Strong friendships between males aren’t very common in the animal kingdom. Instead, males typically compete among themselves for access to females. In some special circumstances though, male friendships can help with mating success. In fact, some manakins depend on males working together to attract females with elaborate cooperative mating displays.
Among other animals, such as baboons, male friends can help each other rise in social status or defend females from another male, which promotes mating success.
Now, researchers from the German Primate Center (DPZ) Leibniz Institute for Primate Research looked into the benefits of male friendships among wild Guinea baboons in Senegal. These baboons are known for strong male social bonds but lack of a clear male hierarchy.
Among these baboons, the core social groups are made of one male with one to six females and their offspring, with the male typically fathering all of the offspring. The females choose a male freely and stay with him for a few weeks to several years. There are also bachelor males who are not usually sexually active. Several of these core groups along with bachelor males make up a “gang” of baboons.
The scientists wanted to know if male baboons with more friends attracted more females due to the possibility of greater levels of protection for the females and their offspring. Contrary to the hypothesis, males with more friends were not more attractive.
The study revealed that males also spent less time with their male friends once they started spending time with a female and especially when they fathered offspring. Males still maintained some friendships, but just adjusted the amount of time they spent with those friends.
To carry out the research, Federica Dal Pesco and her colleagues collected four years of field data. The experts observed the behavior of 30 males and determined paternity of 50 young.
“Contrary to our predictions, we found no evidence that male-male sociality was linked to higher reproductive success. Instead, we observed a strong negative relationship between bond strength and male reproductive success (i.e. number of associated females and paternities),” explained the study authors. “Guinea baboon males that were associated with a higher number of females spent less time affiliating with other males.

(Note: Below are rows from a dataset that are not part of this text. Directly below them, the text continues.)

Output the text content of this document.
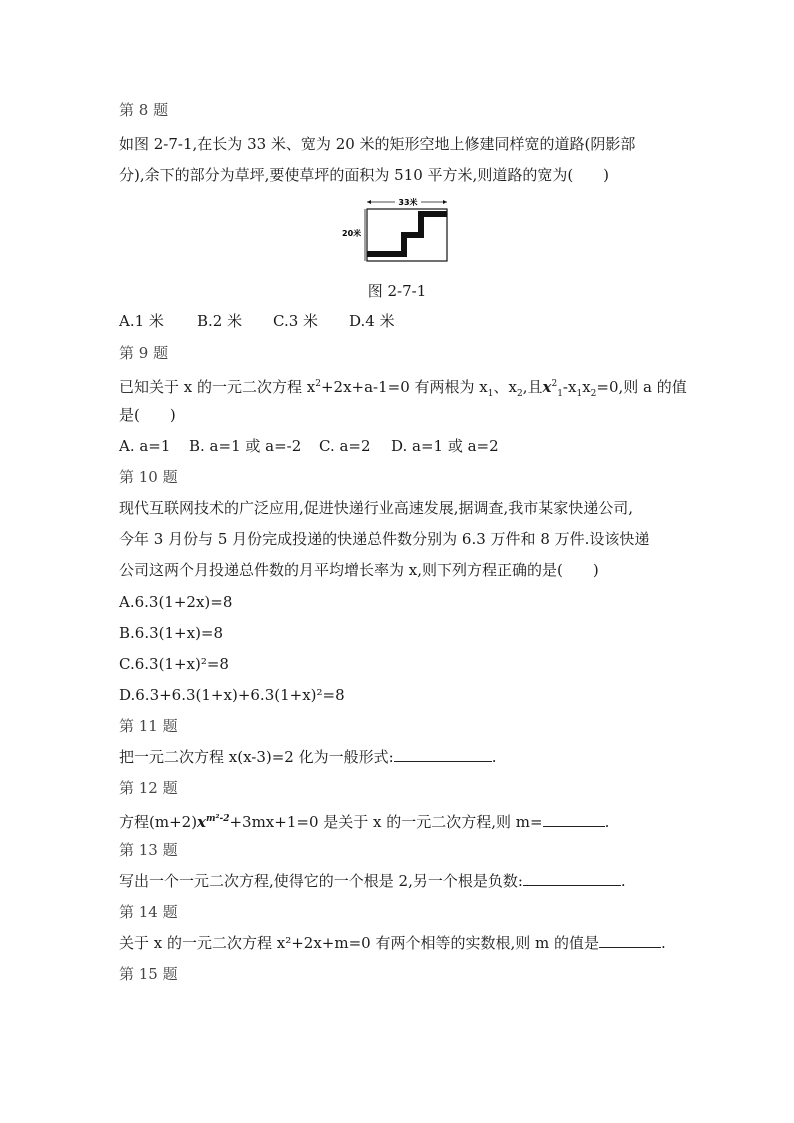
第 8 题
如图 2-7-1,在长为 33 米、宽为 20 米的矩形空地上修建同样宽的道路(阴影部
分),余下的部分为草坪,要使草坪的面积为 510 平方米,则道路的宽为(　　)
33米
20米
图 2-7-1
A.1 米 B.2 米 C.3 米 D.4 米
第 9 题
已知关于 x 的一元二次方程 $x^2+2x+a-1=0$ 有两根为 $x_1$、$x_2$,且$x^2_1-x_1x_2=0$,则 a 的值
是(　　)
A. a=1 B. a=1 或 a=-2 C. a=2 D. a=1 或 a=2
第 10 题
现代互联网技术的广泛应用,促进快递行业高速发展,据调查,我市某家快递公司,
今年 3 月份与 5 月份完成投递的快递总件数分别为 6.3 万件和 8 万件.设该快递
公司这两个月投递总件数的月平均增长率为 x,则下列方程正确的是(　　)
A.6.3(1+2x)=8
B.6.3(1+x)=8
C.6.3(1+x)²=8
D.6.3+6.3(1+x)+6.3(1+x)²=8
第 11 题
把一元二次方程 x(x-3)=2 化为一般形式:	.
第 12 题
方程$(m+2)x^{m^2-2}+3mx+1=0$ 是关于 x 的一元二次方程,则 m=	.
第 13 题
写出一个一元二次方程,使得它的一个根是 2,另一个根是负数:	.
第 14 题
关于 x 的一元二次方程 x²+2x+m=0 有两个相等的实数根,则 m 的值是	.
第 15 题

“While a number of now classic studies reported a positive relationship between sociality and reproductive success in both males and females across several mammalian and bird species, our results indicate that male-male sociality need not directly translate into increased short-term reproductive success. Instead, males that invest time and energy in relationships with females, at the expense of relationships with males, have the highest reproductive success.”
The study is published in the journal Proceedings of the Royal Society B.